Scientists and doctors have developed an artificial intelligence tool using 500,000 patient data to predict which patients are at higher risk of premature death. The family's family history, salt intake, medication use, and the use of sunscreen were all taken into account.

According to the researchers, the artificial intelligence system's predictions in the test are "very accurate" and the reliability is about 10% higher than the estimates made by existing machine learning systems.

The study was conducted by the University of Nottingham, UK, and Dr. Stephen Weng, assistant professor of epidemiology and data science, led the study. "In the fight against serious diseases, the priority of preventive care is getting higher and higher," Dr Weng said.

“We have been working for many years to improve the accuracy of computer technology that uses computers to assess the health risks of the general population. Most research applications focus on single disease areas, but predicting the probability of death from multiple diseases is extremely complex, especially in Considering the various environmental and individual factors that may affect the impact, we have developed a unique and comprehensive approach to predicting the probability of a person's premature death through machine learning techniques, a major advance in the field."

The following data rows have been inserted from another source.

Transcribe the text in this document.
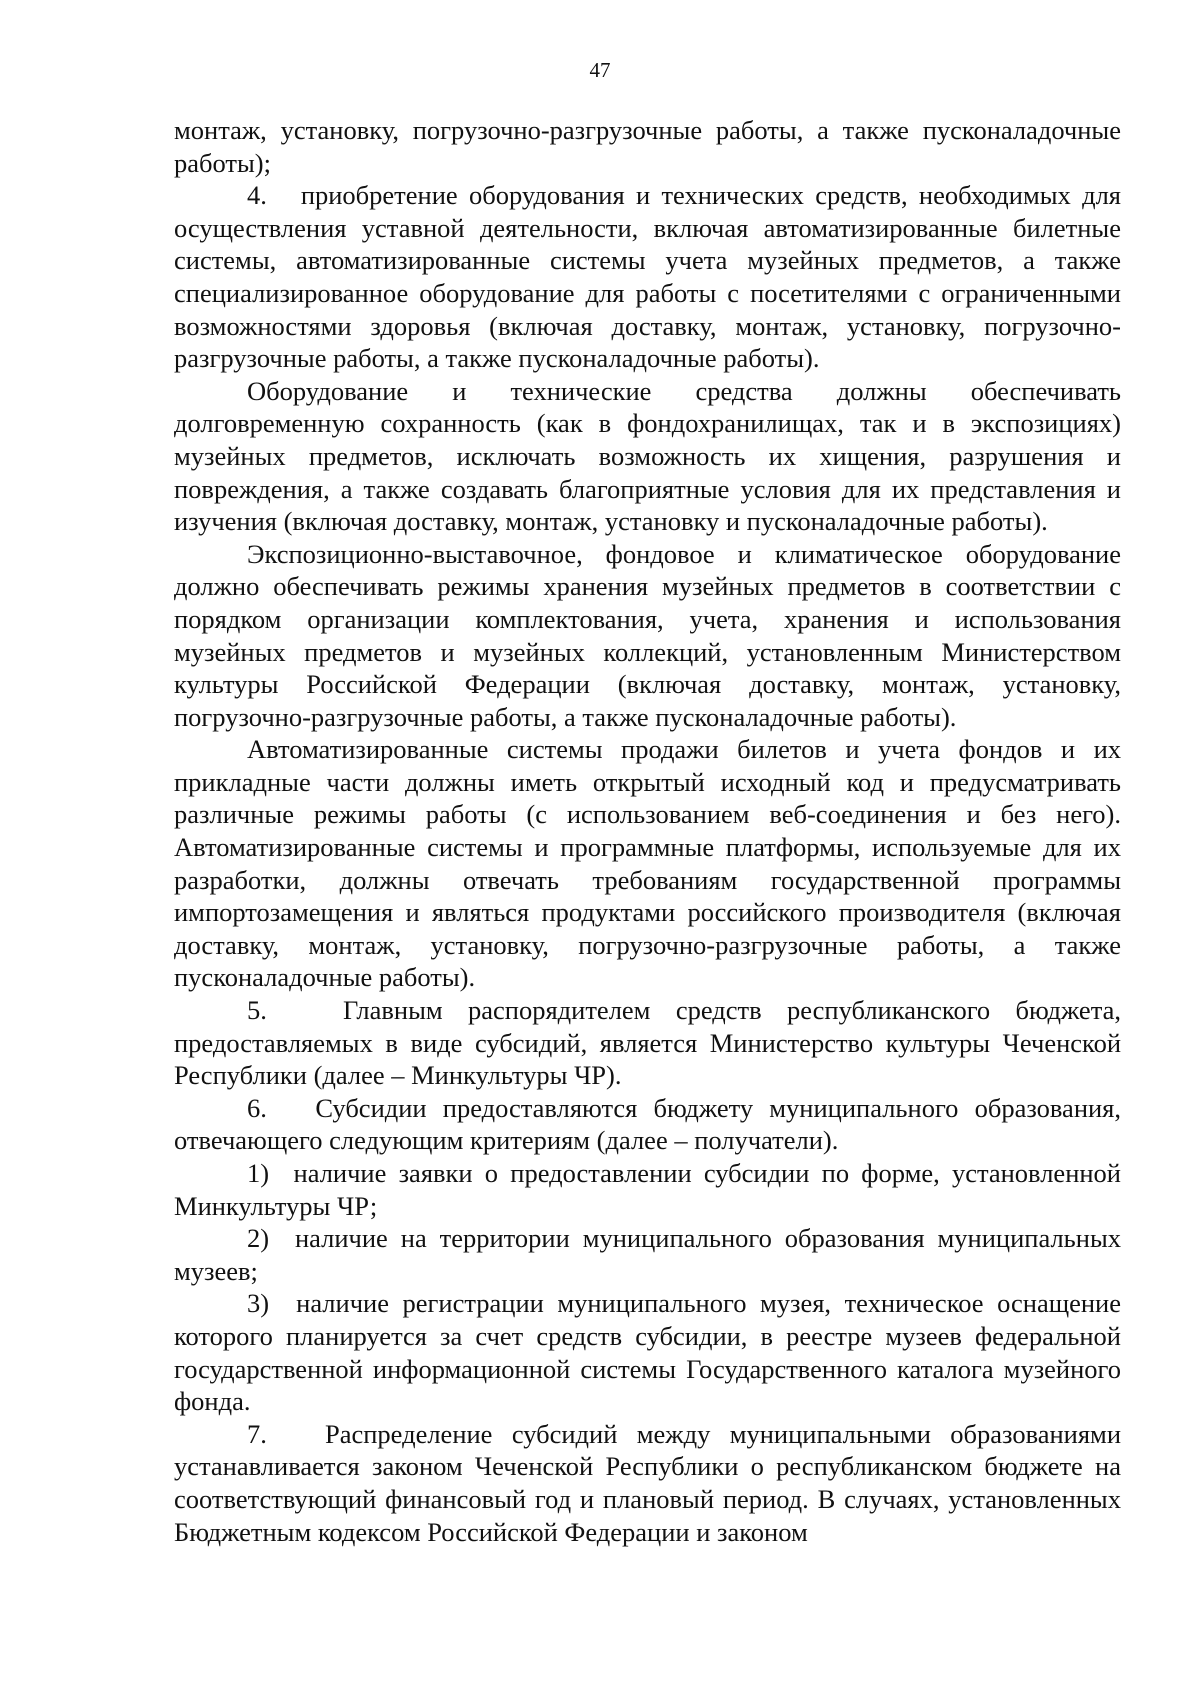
47

монтаж, установку, погрузочно-разгрузочные работы, а также пусконаладочные работы);

4.   приобретение оборудования и технических средств, необходимых для осуществления уставной деятельности, включая автоматизированные билетные системы, автоматизированные системы учета музейных предметов, а также специализированное оборудование для работы с посетителями с ограниченными возможностями здоровья (включая доставку, монтаж, установку, погрузочно-разгрузочные работы, а также пусконаладочные работы).

Оборудование и технические средства должны обеспечивать долговременную сохранность (как в фондохранилищах, так и в экспозициях) музейных предметов, исключать возможность их хищения, разрушения и повреждения, а также создавать благоприятные условия для их представления и изучения (включая доставку, монтаж, установку и пусконаладочные работы).

Экспозиционно-выставочное, фондовое и климатическое оборудование должно обеспечивать режимы хранения музейных предметов в соответствии с порядком организации комплектования, учета, хранения и использования музейных предметов и музейных коллекций, установленным Министерством культуры Российской Федерации (включая доставку, монтаж, установку, погрузочно-разгрузочные работы, а также пусконаладочные работы).

Автоматизированные системы продажи билетов и учета фондов и их прикладные части должны иметь открытый исходный код и предусматривать различные режимы работы (с использованием веб-соединения и без него). Автоматизированные системы и программные платформы, используемые для их разработки, должны отвечать требованиям государственной программы импортозамещения и являться продуктами российского производителя (включая доставку, монтаж, установку, погрузочно-разгрузочные работы, а также пусконаладочные работы).

5.   Главным распорядителем средств республиканского бюджета, предоставляемых в виде субсидий, является Министерство культуры Чеченской Республики (далее – Минкультуры ЧР).

6.   Субсидии предоставляются бюджету муниципального образования, отвечающего следующим критериям (далее – получатели).

1)  наличие заявки о предоставлении субсидии по форме, установленной Минкультуры ЧР;

2)  наличие на территории муниципального образования муниципальных музеев;

3)  наличие регистрации муниципального музея, техническое оснащение которого планируется за счет средств субсидии, в реестре музеев федеральной государственной информационной системы Государственного каталога музейного фонда.

7.   Распределение субсидий между муниципальными образованиями устанавливается законом Чеченской Республики о республиканском бюджете на соответствующий финансовый год и плановый период. В случаях, установленных Бюджетным кодексом Российской Федерации и законом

The artificial intelligence algorithm was generated from 502,648 patient data between the ages of 40 and 69. They participated in the British Biobank study between 2006 and 2010 and have been tracked until 2016. The algorithm considered a total of 60 health predictors, including the subject's body mass index (BIM), blood pressure, vitamins or nutritional supplements. Subjects' intake of fruits, vegetables, meat, cheese, cereals, fish and alcohol was also taken into account.

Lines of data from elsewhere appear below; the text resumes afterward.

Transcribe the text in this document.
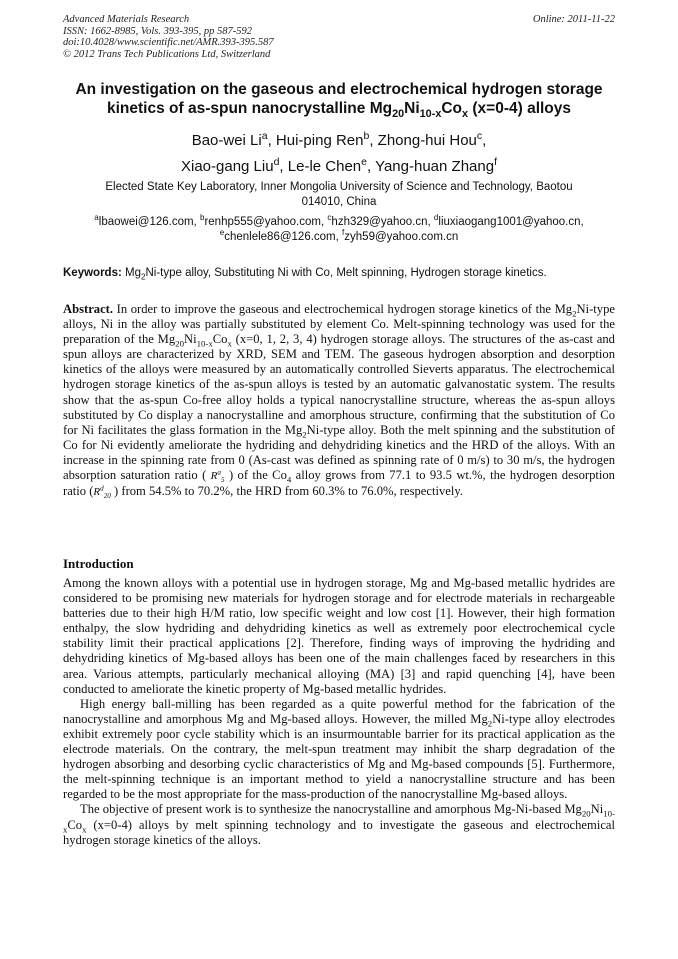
Advanced Materials Research
ISSN: 1662-8985, Vols. 393-395, pp 587-592
doi:10.4028/www.scientific.net/AMR.393-395.587
© 2012 Trans Tech Publications Ltd, Switzerland
Online: 2011-11-22
An investigation on the gaseous and electrochemical hydrogen storage
kinetics of as-spun nanocrystalline $Mg_{20}Ni_{10-x}Co_x$ (x=0-4) alloys
Bao-wei Li$^a$, Hui-ping Ren$^b$, Zhong-hui Hou$^c$,
Xiao-gang Liu$^d$, Le-le Chen$^e$, Yang-huan Zhang$^f$
Elected State Key Laboratory, Inner Mongolia University of Science and Technology, Baotou
014010, China
$^a$lbaowei@126.com, $^b$renhp555@yahoo.com, $^c$hzh329@yahoo.cn, $^d$liuxiaogang1001@yahoo.cn,
$^e$chenlele86@126.com, $^f$zyh59@yahoo.com.cn
Keywords: $Mg_2Ni$-type alloy, Substituting Ni with Co, Melt spinning, Hydrogen storage kinetics.
Abstract. In order to improve the gaseous and electrochemical hydrogen storage kinetics of the $Mg_2Ni$-type alloys, Ni in the alloy was partially substituted by element Co. Melt-spinning technology was used for the preparation of the $Mg_{20}Ni_{10-x}Co_x$ (x=0, 1, 2, 3, 4) hydrogen storage alloys. The structures of the as-cast and spun alloys are characterized by XRD, SEM and TEM. The gaseous hydrogen absorption and desorption kinetics of the alloys were measured by an automatically controlled Sieverts apparatus. The electrochemical hydrogen storage kinetics of the as-spun alloys is tested by an automatic galvanostatic system. The results show that the as-spun Co-free alloy holds a typical nanocrystalline structure, whereas the as-spun alloys substituted by Co display a nanocrystalline and amorphous structure, confirming that the substitution of Co for Ni facilitates the glass formation in the $Mg_2Ni$-type alloy. Both the melt spinning and the substitution of Co for Ni evidently ameliorate the hydriding and dehydriding kinetics and the HRD of the alloys. With an increase in the spinning rate from 0 (As-cast was defined as spinning rate of 0 m/s) to 30 m/s, the hydrogen absorption saturation ratio ( $R^a_5$ ) of the $Co_4$ alloy grows from 77.1 to 93.5 wt.%, the hydrogen desorption ratio ($R^d_{20}$ ) from 54.5% to 70.2%, the HRD from 60.3% to 76.0%, respectively.
Introduction

Among the known alloys with a potential use in hydrogen storage, Mg and Mg-based metallic hydrides are considered to be promising new materials for hydrogen storage and for electrode materials in rechargeable batteries due to their high H/M ratio, low specific weight and low cost [1]. However, their high formation enthalpy, the slow hydriding and dehydriding kinetics as well as extremely poor electrochemical cycle stability limit their practical applications [2]. Therefore, finding ways of improving the hydriding and dehydriding kinetics of Mg-based alloys has been one of the main challenges faced by researchers in this area. Various attempts, particularly mechanical alloying (MA) [3] and rapid quenching [4], have been conducted to ameliorate the kinetic property of Mg-based metallic hydrides.

High energy ball-milling has been regarded as a quite powerful method for the fabrication of the nanocrystalline and amorphous Mg and Mg-based alloys. However, the milled $Mg_2Ni$-type alloy electrodes exhibit extremely poor cycle stability which is an insurmountable barrier for its practical application as the electrode materials. On the contrary, the melt-spun treatment may inhibit the sharp degradation of the hydrogen absorbing and desorbing cyclic characteristics of Mg and Mg-based compounds [5]. Furthermore, the melt-spinning technique is an important method to yield a nanocrystalline structure and has been regarded to be the most appropriate for the mass-production of the nanocrystalline Mg-based alloys.

The objective of present work is to synthesize the nanocrystalline and amorphous Mg-Ni-based $Mg_{20}Ni_{10-x}Co_x$ (x=0-4) alloys by melt spinning technology and to investigate the gaseous and electrochemical hydrogen storage kinetics of the alloys.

“We compared the predicted results with the death data of the UK National Statistics Agency's death record, the UK Cancer Registry, etc.” Then they compared the algorithm to two standard machine learning techniques. The results show that the accuracy of the new model is 10.1% higher than the existing technology. "We found that the machine learning algorithm predicts the accuracy of death much higher than the standard prediction model developed by human experts." Dr. Weng pointed out.

Professor Joe Kai, the study's author and director of primary care at the University of Nottingham School of Medicine and Health Sciences, added: "People have a strong interest in using artificial intelligence or machine learning techniques to predict health outcomes. In some cases, this technique may be helpful. Sometimes it is not. In this case, we have shown that through careful adjustment, these algorithms can effectively improve the prediction effect. These techniques may be very fresh and difficult for many researchers in the health field. We believe that As long as these methods are reported in a transparent and clear way, this medical field will be scientifically validated and further developed."

A previous study by the University of Nottingham suggested that there are four artificial intelligence algorithms that predict heart disease with much higher accuracy than the current techniques used in heart disease guidelines.

Scientists predict that artificial intelligence will play a key role in the development of customized healthcare. But they also added that further research is needed to confirm the effectiveness of machine learning in other populations and to better integrate artificial intelligence into everyday care. (leaf)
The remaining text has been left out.